People have strong connections to certain places in the world—places that have helped shaped our individual identities. As we form relationship with place, we also form relationships with others who shape and change our lives. Many of the connected figural cut map pieces have either met at the location they are depicted as, or vacationed there, etc. But sometimes the connected figures represent the journey two people have taken from different places to come together or grow apart. Here is a section from my artist statement:
The figures in the Connections series find themselves bound by the roads that both separate them as well as lead them to one another. People are often separated by distance, and these connected lines represent the roads that are either explored to bring these figures together or left untraveled, further symbolizing not only their physical distance but also psychological and emotional space.
What do you intend to achieve, be it to convey a personal message, your philosophy, any change that you would like to bring about, through these captivating portraits?
I think that the Cut Map work is laden with my own philosophies and personal baggage, but my biggest hope is that the viewer feels a personal association to the work, and that it reminds them of their own journey. I’ve had people tell me that the work in the Connections series reminds them of long distance relationships they have endured—I really enjoy hearing those responses, where the viewer feels that connection and really understands the work in his or her own way.
Is Tom from Jamaica, NY, a real person?
Yes—this portrait is actually of my dad. He was born and raised in Jamaica, NY!
“Tom, Jamica – NY”
Tell us about your curatorial experience.
Throughout my artistic career, I’ve had the opportunity to work at multiple art museums. I discovered that most of my co-workers were artists, like myself, who chose to work in an art museum as their day job, and work on their own artwork during evenings and weekends. I had the idea to put together an exhibition showcasing the work of artists who spend their day jobs organizing, constructing, curating, teaching, installing, etc., the work of others.
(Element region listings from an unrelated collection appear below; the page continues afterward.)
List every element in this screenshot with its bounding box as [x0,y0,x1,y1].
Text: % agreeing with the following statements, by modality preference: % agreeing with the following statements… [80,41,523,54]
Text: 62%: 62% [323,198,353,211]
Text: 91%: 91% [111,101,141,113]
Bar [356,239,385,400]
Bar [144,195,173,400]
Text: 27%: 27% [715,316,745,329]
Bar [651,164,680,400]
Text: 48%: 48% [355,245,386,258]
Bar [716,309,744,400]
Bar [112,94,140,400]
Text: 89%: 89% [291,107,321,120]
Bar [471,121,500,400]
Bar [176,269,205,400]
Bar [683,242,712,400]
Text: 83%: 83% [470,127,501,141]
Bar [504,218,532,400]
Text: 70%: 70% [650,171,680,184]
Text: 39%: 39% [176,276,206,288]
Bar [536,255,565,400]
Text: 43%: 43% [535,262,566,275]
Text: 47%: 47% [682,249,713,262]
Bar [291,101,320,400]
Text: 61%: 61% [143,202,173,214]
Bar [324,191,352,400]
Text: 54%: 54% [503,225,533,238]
The shows acted as a behind-the-scenes look at the talent that lies beyond the gallery walls in the museum. A friend and I organized the show and were invited to be guest curators at a large contemporary gallery in Pittsburgh, PA. The exhibition, Behind Our Scenes, featured pieces of 34 artists who worked in art museums and galleries in the city of Pittsburgh, PA.
For you, what has been the greatest lesson while exploring your artistic potential and being a part of this field?
I think one of the greatest lessons I’ve learned while working in this field is to truly believe in myself, my work, and my decision to be an artist. It is not an easy, straightforward career choice, and there are many people out there who will not take you seriously and will say things like: “Good luck with that!” when you tell them you are an artist. But as one, I think you need a strong sense of community—surround yourself with other artists and people who support you. As much as studio time is important, take time to invest in the professional aspect of being an artist as well. Have a website, business cards, apply to shows, grants, etc. Keep your resume active! And when in doubt, make art, even if it’s awful. I’ve had some tough times along the way, but I’ve made the commitment to myself to never stop chasing my dream.
According to you, what role does art play in today’s society? And why do you think it’s important?
Art is such an important part of society. It offers originality, promotes creativity, it’s an escape and gives visualization to contemporary issues. It can be controversial and test society’s standards, norms, and limits. It can push society forward and confront and challenge us when we are having a hard time making that leap. I’ve seen art that makes my heart beat fast; I’ve been inside installations that I will never forget. For me, art is a reminder that we are alive, we have something to say, we can look at the world in a new way and we can share that vision with others.